Pues bien, si no queremos encontrarnos con este desagradable final, si no queremos ver a nuestro príncipe o princesa convertida en sapo, rana, o hiena… nos conviene tener en cuenta lo siguiente:

  1. El noviazgo está para conocerse y para ello debo mostrarme tal como soy.
  2. Mi pareja se muestra tal como es (así debo pensarlo) y si hay cosas que no me gustan, debo ponerlas sobre la mesa ya, y conocer si existe posibilidad de cambio o acuerdo en un punto satisfactorio para ambos.
  3. Si dado el acuerdo, la otra parte incumple sistemáticamente, es que no está dispuesta a cambiar, plantéate si quieres vivir con eso y si podrás llevarlo en el día a día.
  4. No hagas cosas para complacer que luego no estés dispuesto/a a seguir haciendo, crearas a un ser que no eres tú y que con el tiempo se sentirá incomodo y confundirás a tu pareja.
  5. No esperes a casarte para elaborar el proyecto de futuro; ¿Queréis tener hijos? ¿A qué edad? ¿Qué lugar ocupan las relaciones familiares para ti? ¿Estás dispuesto/a a pasar todos los sábados con la familia? ¿Cambiarías de ciudad por tu trabajo?
  6. Si su historia personal muestra una persona en cuyas relaciones anteriores se ha presentado de forma recurrente un determinado comportamiento (infidelidad, celos, dependencia emocional…) piensa que lo más probable es que resulte igual contigo.
  7. No dejes al azar el buen funcionamiento de tu relación; hazle saber que te importa con frecuencia, dile lo que sientes, hazle saber y demuéstraselo que no está solo/a.
  8. Reserva, siempre que podáis, un espacio individual y otro para la pareja.
  9. La sexualidad es un problema frecuente en las consultas psicológicas; por la frecuencia de las relaciones, por la monotonía o por la falta de deseo… No pases por alto la sexualidad, conocer tu cuerpo y el de tu pareja es vital, disfrutarlo juntos también es un seguro para el buen funcionamiento de la relación.
  10. No olvides que una relación es un acuerdo entre dos, donde ambos obtienen beneficios; si en lugar de amor, placer y motivación mi relación consiste en soportar, evitar y huir debo planteármela seriamente.
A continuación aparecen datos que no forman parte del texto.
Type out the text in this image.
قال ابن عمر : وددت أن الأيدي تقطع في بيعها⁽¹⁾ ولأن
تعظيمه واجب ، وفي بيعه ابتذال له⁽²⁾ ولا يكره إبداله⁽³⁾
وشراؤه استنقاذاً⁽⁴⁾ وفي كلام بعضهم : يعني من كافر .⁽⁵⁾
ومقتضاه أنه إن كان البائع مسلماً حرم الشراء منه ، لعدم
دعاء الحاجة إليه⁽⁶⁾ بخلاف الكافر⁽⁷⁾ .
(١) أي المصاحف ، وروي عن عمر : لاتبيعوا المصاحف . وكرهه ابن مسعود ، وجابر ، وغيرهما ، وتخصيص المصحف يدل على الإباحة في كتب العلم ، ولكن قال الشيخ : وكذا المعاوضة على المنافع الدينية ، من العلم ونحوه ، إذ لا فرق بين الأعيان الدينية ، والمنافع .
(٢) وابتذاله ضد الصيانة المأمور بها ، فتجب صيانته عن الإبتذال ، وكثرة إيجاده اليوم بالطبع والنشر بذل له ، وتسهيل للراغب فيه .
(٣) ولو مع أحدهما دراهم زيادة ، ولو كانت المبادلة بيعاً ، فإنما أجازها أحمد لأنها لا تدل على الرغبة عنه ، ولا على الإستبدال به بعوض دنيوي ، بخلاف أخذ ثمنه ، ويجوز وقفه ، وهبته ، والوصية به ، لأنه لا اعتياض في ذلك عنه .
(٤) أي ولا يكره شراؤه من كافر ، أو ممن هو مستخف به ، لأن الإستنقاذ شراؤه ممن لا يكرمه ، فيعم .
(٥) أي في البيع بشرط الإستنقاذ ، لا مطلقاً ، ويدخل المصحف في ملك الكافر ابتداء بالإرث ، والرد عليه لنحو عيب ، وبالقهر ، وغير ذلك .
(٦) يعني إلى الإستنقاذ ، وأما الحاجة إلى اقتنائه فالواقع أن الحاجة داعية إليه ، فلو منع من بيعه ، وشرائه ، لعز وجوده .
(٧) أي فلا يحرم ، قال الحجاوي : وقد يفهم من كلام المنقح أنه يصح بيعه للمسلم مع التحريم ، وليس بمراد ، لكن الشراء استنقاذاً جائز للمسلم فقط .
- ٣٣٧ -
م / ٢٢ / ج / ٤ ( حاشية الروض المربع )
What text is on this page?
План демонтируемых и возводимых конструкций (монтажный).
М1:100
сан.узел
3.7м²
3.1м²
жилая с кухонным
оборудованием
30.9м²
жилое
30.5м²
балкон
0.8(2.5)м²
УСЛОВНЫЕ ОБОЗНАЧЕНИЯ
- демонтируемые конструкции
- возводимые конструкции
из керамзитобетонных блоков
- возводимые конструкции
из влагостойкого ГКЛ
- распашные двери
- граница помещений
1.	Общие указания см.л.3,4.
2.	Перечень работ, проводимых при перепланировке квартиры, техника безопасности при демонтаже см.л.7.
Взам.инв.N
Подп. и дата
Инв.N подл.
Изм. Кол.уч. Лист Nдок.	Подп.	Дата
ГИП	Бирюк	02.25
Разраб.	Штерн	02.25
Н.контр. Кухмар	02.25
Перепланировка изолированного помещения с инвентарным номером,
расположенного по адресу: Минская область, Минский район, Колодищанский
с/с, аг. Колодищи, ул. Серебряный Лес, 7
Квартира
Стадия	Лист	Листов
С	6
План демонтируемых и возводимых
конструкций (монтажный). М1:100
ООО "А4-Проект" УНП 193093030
              Estas preguntas que parecen tan simples deben alcanzar el mayor grado de acuerdo, así tendremos asegurado parte del buen funcionamiento. Es fácil encontrar parejas que tras años de relación llegan a un punto muerto porque “no están de acuerdo sobre tener hijos o no”, aunque resulte poco romántico, aclarar determinados puntos al comienzo de la relación es crucial para desarrollar una pareja sana y duradera.

Sabemos que una pareja requiere muchos ingredientes para que funcione y por supuesto hay tantos ingredientes como paladares que lo degusten, esto significa que cada pareja es única y particular, lo que funciona en una no tiene porque hacerlo en otra. Pero todas requieren buenas dosis de motivación, atracción y apoyo para su mantenimiento y disfrutar es cuestión de proponérselo.